The Central Jakarta District Court ordered the President, the environment and forestry minister, the health minister, the home minister and the governors of Jakarta, Banten and West Java to tighten environmental regulations, improve air pollution monitoring systems and enforce periodic emissions tests for aging vehicles. The Environment and Forestry Ministry was also ordered to supervise the three governors and ensure their compliance with the court orders.

In October 2022, the Jakarta High Court rejected the central government’s appeal against the district court ruling and urged the government to pursue no further legal action against improving Jakarta’s air quality.

To the exasperation of the public, the government instead challenged the verdict at the Supreme Court, while doing nothing impactful to address the metropolitan’s worsening air quality.

While insufficient investment in public transportation, ineffective urban planning and the absence of green spaces are contributing to the worsening pollution problem, a wider and more collective effort from the leaders in and outside Jakarta is crucial to cope with the air pollution.

Coal-fired power plants, churning around 25 Gigawatt or 55.8 percent of Indonesia’s total coal-fired power plant capacity, stand within 500 kilometers from Jakarta, exposing the city’s population to 125 million tonnes of carbon dioxide emissions per year, according to a report by the C40 Cities network in 2021.

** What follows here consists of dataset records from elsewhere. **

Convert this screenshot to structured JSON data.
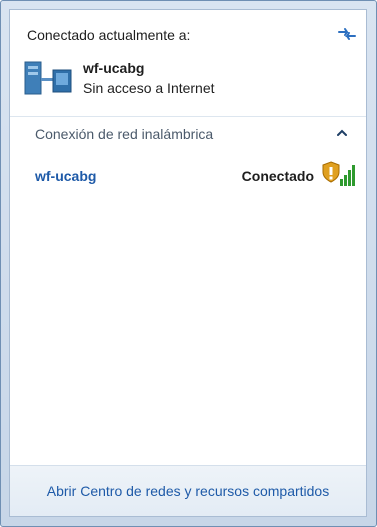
{
  "header": {
    "title": "Conectado actualmente a:"
  },
  "current_network": {
    "name": "wf-ucabg",
    "status": "Sin acceso a Internet",
    "icon": "network-computer-icon"
  },
  "wireless_group": {
    "label": "Conexión de red inalámbrica",
    "collapse_icon": "chevron-up-icon",
    "networks": [
      {
        "name": "wf-ucabg",
        "state": "Conectado",
        "signal_icon": "wifi-signal-warning-icon"
      }
    ]
  },
  "footer": {
    "link_label": "Abrir Centro de redes y recursos compartidos"
  },
  "colors": {
    "link": "#1e5aa8",
    "border": "#6f8fb3",
    "signal": "#2e9a2e",
    "warning": "#e0a020"
  }
}
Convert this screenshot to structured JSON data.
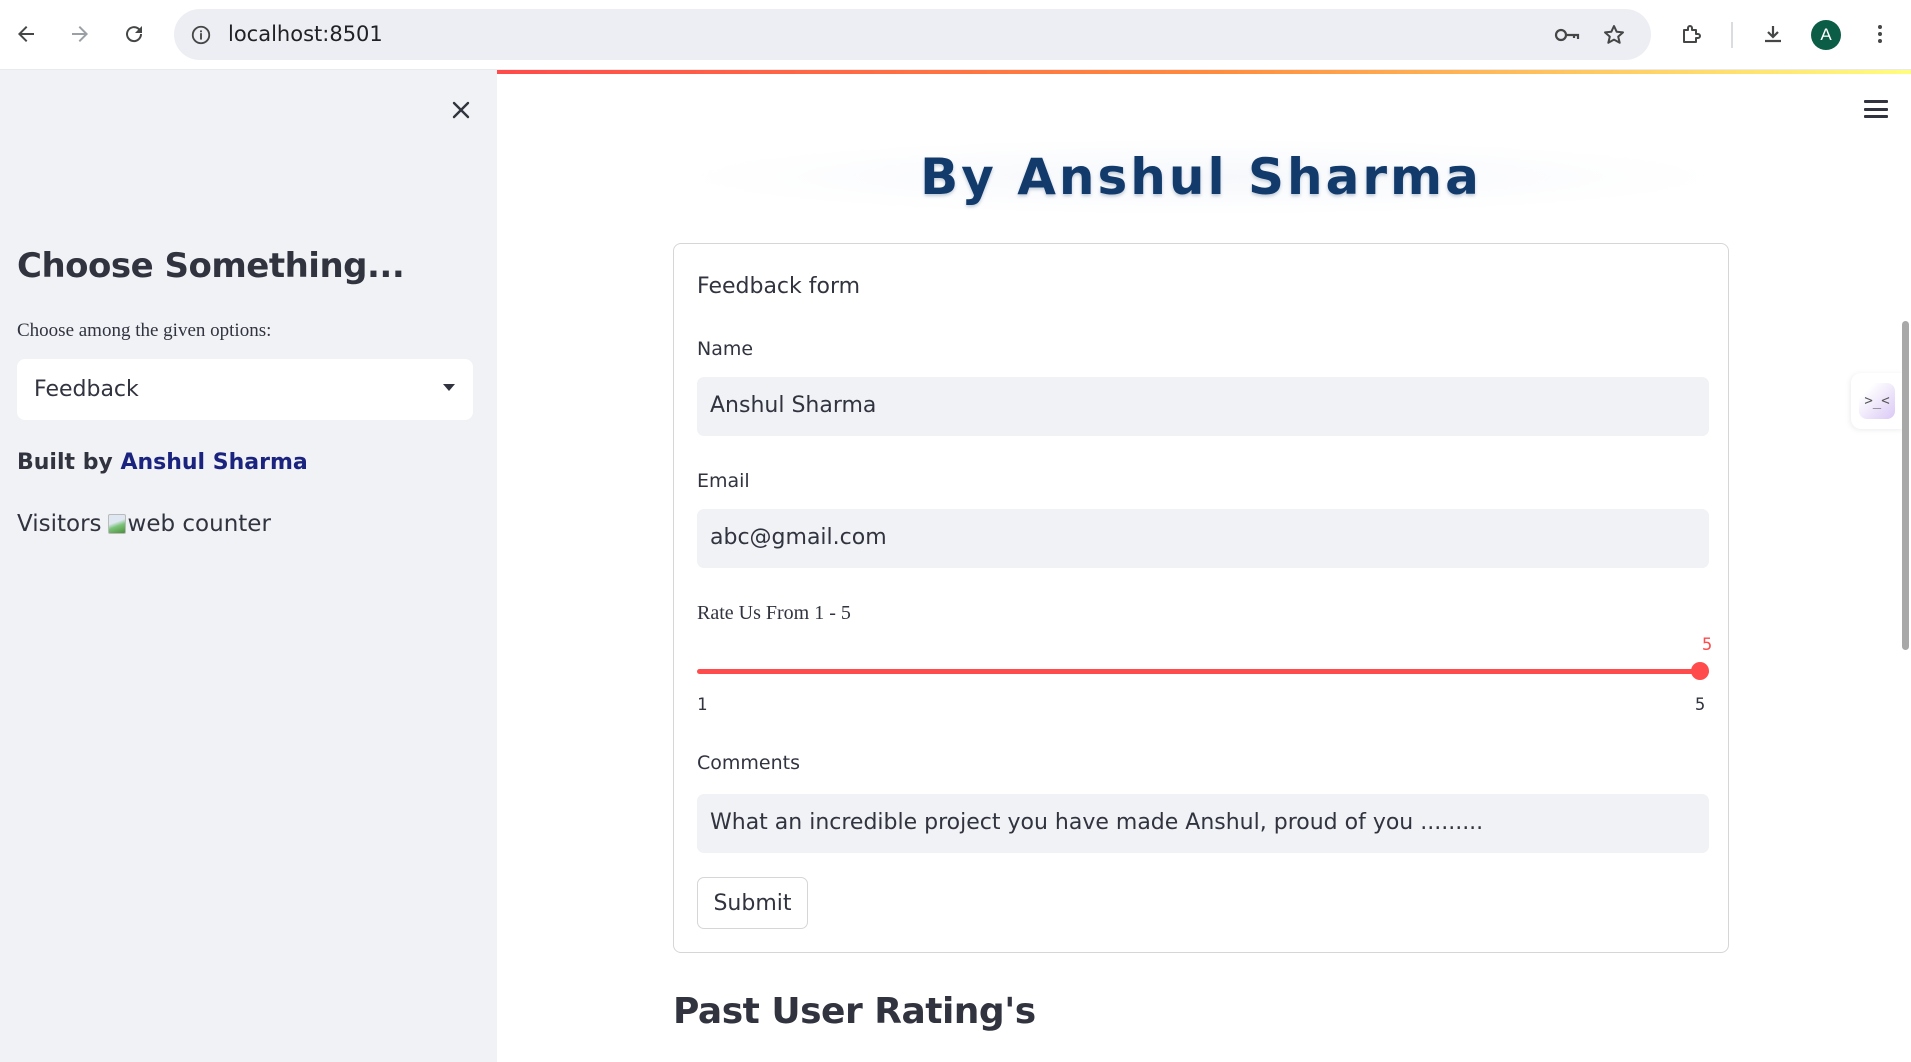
{
  "browser": {
    "url": "localhost:8501",
    "avatar_letter": "A"
  },
  "sidebar": {
    "title": "Choose Something...",
    "select_label": "Choose among the given options:",
    "select_value": "Feedback",
    "built_by_prefix": "Built by ",
    "built_by_name": "Anshul Sharma",
    "visitors_label": "Visitors",
    "counter_alt": "web counter"
  },
  "main": {
    "banner": "By Anshul Sharma",
    "form": {
      "title": "Feedback form",
      "name_label": "Name",
      "name_value": "Anshul Sharma",
      "email_label": "Email",
      "email_value": "abc@gmail.com",
      "rating_label": "Rate Us From 1 - 5",
      "rating_value": "5",
      "rating_min": "1",
      "rating_max": "5",
      "comments_label": "Comments",
      "comments_value": "What an incredible project you have made Anshul, proud of you .........",
      "submit_label": "Submit"
    },
    "section_title": "Past User Rating's"
  },
  "colors": {
    "accent": "#ff4b4b",
    "sidebar_bg": "#f0f2f6",
    "banner_text": "#123a6b"
  }
}
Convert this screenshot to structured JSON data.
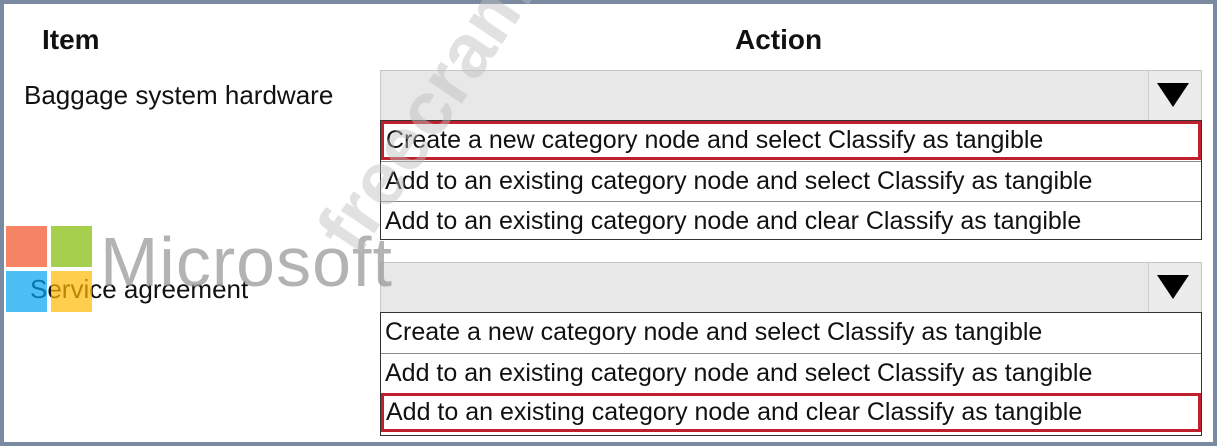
{
  "headers": {
    "item": "Item",
    "action": "Action"
  },
  "rows": [
    {
      "item_label": "Baggage system hardware",
      "options": [
        "Create a new category node and select Classify as tangible",
        "Add to an existing category node and select Classify as tangible",
        "Add to an existing category node and clear Classify as tangible"
      ],
      "selected_index": 0
    },
    {
      "item_label": "Service agreement",
      "options": [
        "Create a new category node and select Classify as tangible",
        "Add to an existing category node and select Classify as tangible",
        "Add to an existing category node and clear Classify as tangible"
      ],
      "selected_index": 2
    }
  ],
  "overlay": {
    "logo_text": "Microsoft",
    "watermark_text": "freecram.net",
    "logo_colors": [
      "#f25022",
      "#7fba00",
      "#00a4ef",
      "#ffb900"
    ]
  },
  "colors": {
    "highlight": "#c0202e"
  }
}
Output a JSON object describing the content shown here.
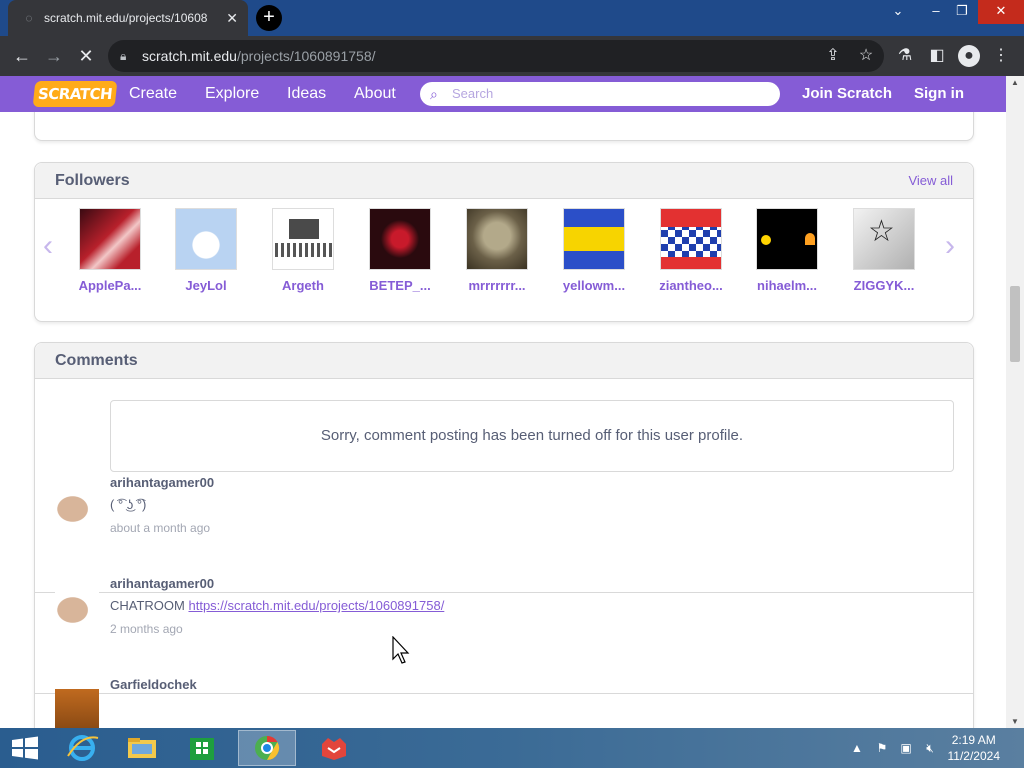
{
  "browser": {
    "tab_title": "scratch.mit.edu/projects/10608",
    "url_domain": "scratch.mit.edu",
    "url_path": "/projects/1060891758/"
  },
  "header": {
    "logo_text": "SCRATCH",
    "nav": [
      "Create",
      "Explore",
      "Ideas",
      "About"
    ],
    "search_placeholder": "Search",
    "join_label": "Join Scratch",
    "signin_label": "Sign in"
  },
  "followers": {
    "title": "Followers",
    "view_all": "View all",
    "items": [
      {
        "name": "ApplePa...",
        "color": "#b8202b"
      },
      {
        "name": "JeyLol",
        "color": "#b9d3f2"
      },
      {
        "name": "Argeth",
        "color": "#ffffff"
      },
      {
        "name": "BETEP_...",
        "color": "#2a0a0e"
      },
      {
        "name": "mrrrrrrr...",
        "color": "#8a7a60"
      },
      {
        "name": "yellowm...",
        "color": "#2b4fc8"
      },
      {
        "name": "ziantheo...",
        "color": "#e33131"
      },
      {
        "name": "nihaelm...",
        "color": "#000000"
      },
      {
        "name": "ZIGGYK...",
        "color": "#d9d9d9"
      }
    ]
  },
  "comments": {
    "title": "Comments",
    "notice": "Sorry, comment posting has been turned off for this user profile.",
    "items": [
      {
        "user": "arihantagamer00",
        "text": "( ͡° ͜ʖ ͡°)",
        "link": "",
        "time": "about a month ago"
      },
      {
        "user": "arihantagamer00",
        "text": "CHATROOM ",
        "link": "https://scratch.mit.edu/projects/1060891758/",
        "time": "2 months ago"
      },
      {
        "user": "Garfieldochek",
        "text": "",
        "link": "",
        "time": ""
      }
    ]
  },
  "taskbar": {
    "time": "2:19 AM",
    "date": "11/2/2024"
  },
  "colors": {
    "scratch_purple": "#855cd6",
    "scratch_orange": "#ffab19",
    "browser_dark": "#35363a",
    "taskbar_blue": "#2a5d8f"
  }
}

The report ranked Jakarta among the top three of 61 cities observed worldwide for premature deaths related to such pollution, with more than 1,500 deaths blamed on coal power in 2019. That number can double to more than 3,000 if new plants are operational by 2030.

The way things are going, Jakarta may be heading for a biblical ending: a city sunk under water and its residents cursed to gasp for air, unless radical measures are in place to save the city and its people.

Happy birthday, Jakarta. Wish you all the best.